Apesar dos avanços tecnológicos, a publicação de jornais em papel segue como estratégia importante para falar com leitores que não tem acesso aos meios digitais, por falta de recursos ou de habilidade com a tecnologia.
Em Mariana (MG), foi criado um jornal impresso mensal direcionado às vítimas da tragédia de 2015, quando um rompimento de uma barragem gerou uma avalanche. “A lama passou a 30 km do centro da cidade e não atingiu a parte histórica, mas as notícias publicadas na mídia deram essa impressão. Isso irritou os moradores, pois afastou turistas e ajudou a aumentar o desemprego lá”, disse Elvira Lobato, que trabalhou no projeto Atlas da Notícia, um amplo levantamento sobre a mídia local no Brasil.
O jornal feito em Mariana, chamado A Sirene, teve edições mensais e usava uma linguagem diferente do modelo tradicional. O veículo busca reproduzir o jeito de falar dos moradores, sem editar eventuais imprecisões gramaticais e regionalismos.
Em vez de notícias com lide e título impactantes, apostou em registrar o que os moradores sonham para o futuro e as memórias sobre a vida que foi destruída e em dar orientações de como buscar reparação. Ali há espaço para registrar sonhos das crianças, como o de que nunca mais ocorram avalanches de lama capazes de engolir bairros.
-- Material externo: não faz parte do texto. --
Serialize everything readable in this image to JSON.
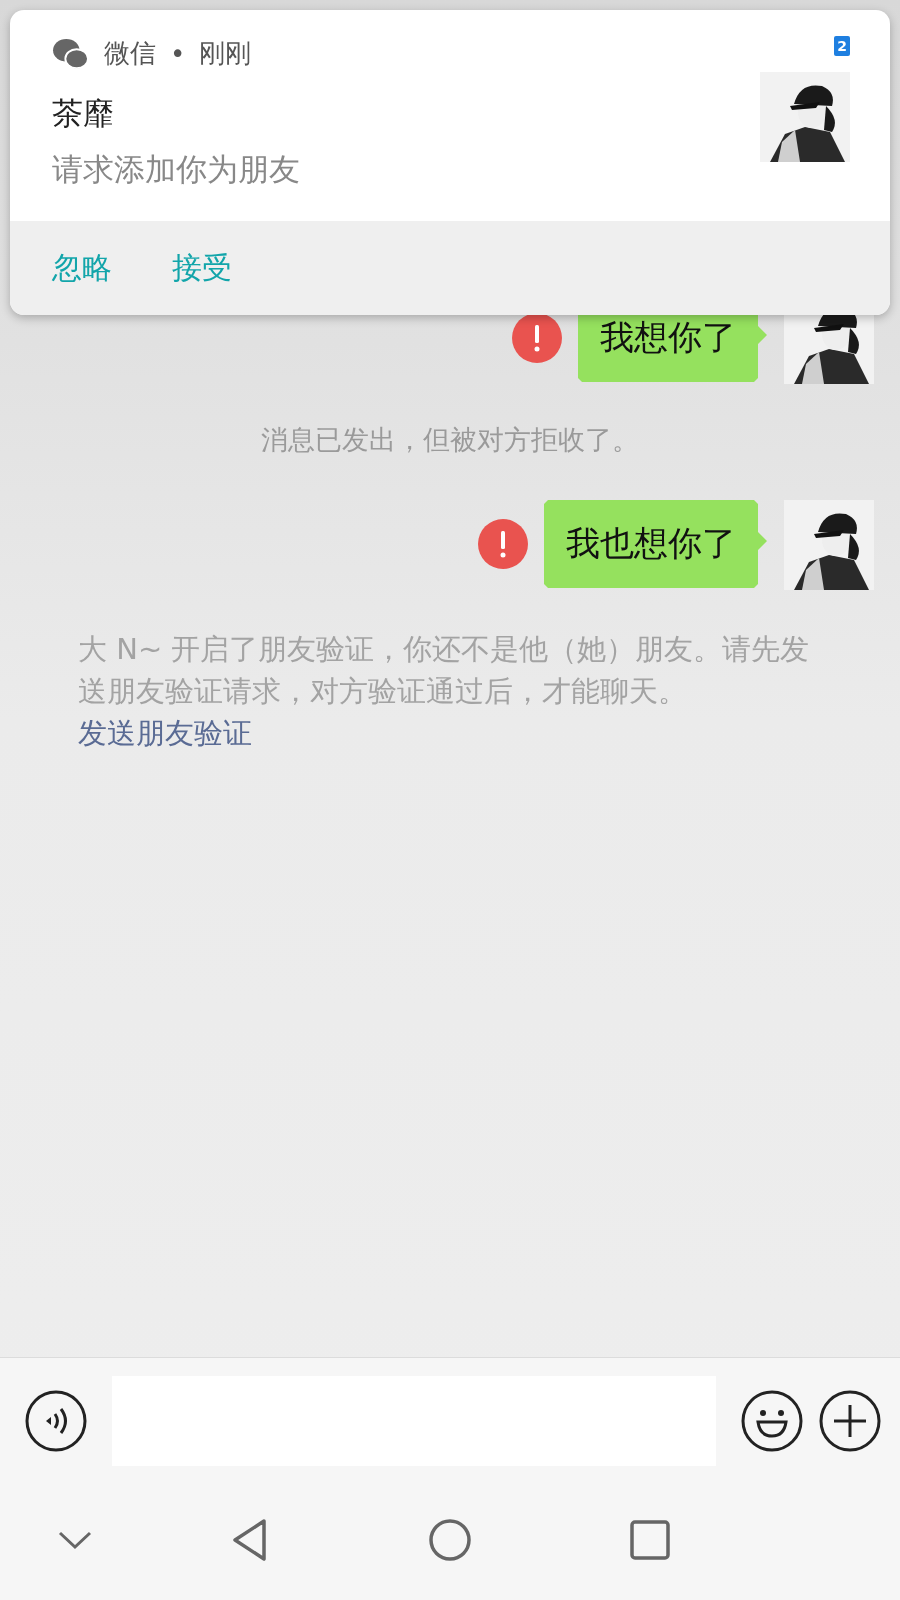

No Rio de Janeiro, o Voz das Comunidades também tem uma grande preocupação com a linguagem. “Fazemos textos pensados para que qualquer um possa entender”, diz Gabi Coelho, repórter do projeto, que começou em 2005 com um jornal feito por Renê Santos, na época com 11 anos, e que hoje também divulga notícias das favelas do Rio em um site e em redes sociais.
Também no Rio, a Redes da Maré publica um jornal, com textos em que o tamanho das letras é bem maior do que a média, para facilitar a leitura para as pessoas mais velhas. E envia alertas aos moradores quando ocorrem operações policiais nas comunidades.
“Ao cobrir essas operações, a imprensa só costumava falar de quantos foram presos, quanta droga foi apreendida. Mas não citava as escolas fechadas, como isso afeta os moradores locais. Mostramos estas questões, e estamos aos poucos levando a imprensa, especialmente as TVs, a falar sobre isso também”, disse Dani Moura, coordenadora do Redes da Maré.
Atrair mais leitores é o elemento mais importante para que estes meios locais possam continuar existindo. O aumento do público permite buscar recursos via anúncios ou doações, seja com instituições filantrópicas, empresas ou por campanhas de arrecadação com os leitores.
Além de remuneração para os profissionais, também é preciso investir em equipamentos. “Muitas vezes a empresa tem um computador lá que já não serve pra ela, mas para a gente estaria ótimo”, diz Pedro Borges, do Alma Preta. “Tem que ter a cara de pau de ir lá e pedir”.